Even the advancing technology may be more effect than cause; for napalm, the space program, and the intricate apparatus of American executions all serve the same psychological purpose: to show what kind of people are in charge on this planet, and that they are smart enough to control anything without having to do more than push a few buttons that drop a few pellets or an occasional capsule. Last night on TV—21 May—was a compact triumph for American civilization. A moving appeal from Senator Kennedy for clemency to his brother’s assassin, followed by sentence of death imposed by an august Los Angeles jurist. A new Chief Justice of the United States, reputedly tough on law and order, presented to the American people amid an exchange of platitudes from the White House. The witless chatter of the Astronauts, calling the moon to the attention of the American people and assuring them that within two months they would truly be a nation of lunatics. And as counterpoint, Berkeley police helicopters gassing the students and faculty of the University of California, some of whom later complained that this made education impossible; though the position of Governor Reagan and most of the other Regents has been viciously clear for several years and I cannot myself quite understand why such slow learners should object to the use of audio-visual aids in instruction.

Yes, the pistol shots are the concert, all right; but the work of criticism must still be more than a discordant interruption.
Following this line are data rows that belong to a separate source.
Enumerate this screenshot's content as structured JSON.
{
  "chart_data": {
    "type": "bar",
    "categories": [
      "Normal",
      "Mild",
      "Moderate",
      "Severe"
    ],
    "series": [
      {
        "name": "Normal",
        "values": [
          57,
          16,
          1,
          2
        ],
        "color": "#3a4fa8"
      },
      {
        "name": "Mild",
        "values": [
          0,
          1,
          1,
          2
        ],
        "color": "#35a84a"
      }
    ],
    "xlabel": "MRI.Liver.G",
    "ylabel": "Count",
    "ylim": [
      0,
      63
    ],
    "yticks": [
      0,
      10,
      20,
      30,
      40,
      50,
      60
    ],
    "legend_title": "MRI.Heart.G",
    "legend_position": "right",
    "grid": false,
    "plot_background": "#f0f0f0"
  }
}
It must also point out that the American taste in pistol concerti and divertimenti for wind ensemble is banal as well as lethal. Indeed, it is the banality of our favorite works that legitimates their lethal action; for this is what makes them popular as it simultaneously conceals their consequences. For most of the American people, the news last night was groovy.

In 1969 it is hard to make such statements bluntly in a serious essay. To say directly that what is wrong with the social organism is exactly what makes most of its members dig it seems intolerably anti-democratic when stated as a general proposition. In America this must still be said symbolically and in fictional form. Must of the obliqueness and obscurity of contemporary fiction is perhaps attributable to this need to express elitist insight without avowing an elitist philosophy. But the need is pressing, and sometimes the feat succeeds brilliantly. I could not like Vidal half so well, loved I not Vonnegut more; God Bless You, Mr. Rosewater says what Reflections Upon a Sinking Ship merely hints, though insistently. On Vidal’s own terms this, I think, is a real defect. An aristocracy, like a volunteer fire department, is valueless unless it can rise to occasions of peril by risking really aggressive action. For a writer this action is to bear precise witness. Somewhere in Mailer’s earlier work he notes, magisterially, “The shits are killing us.” They are; and a noble temperament must say so.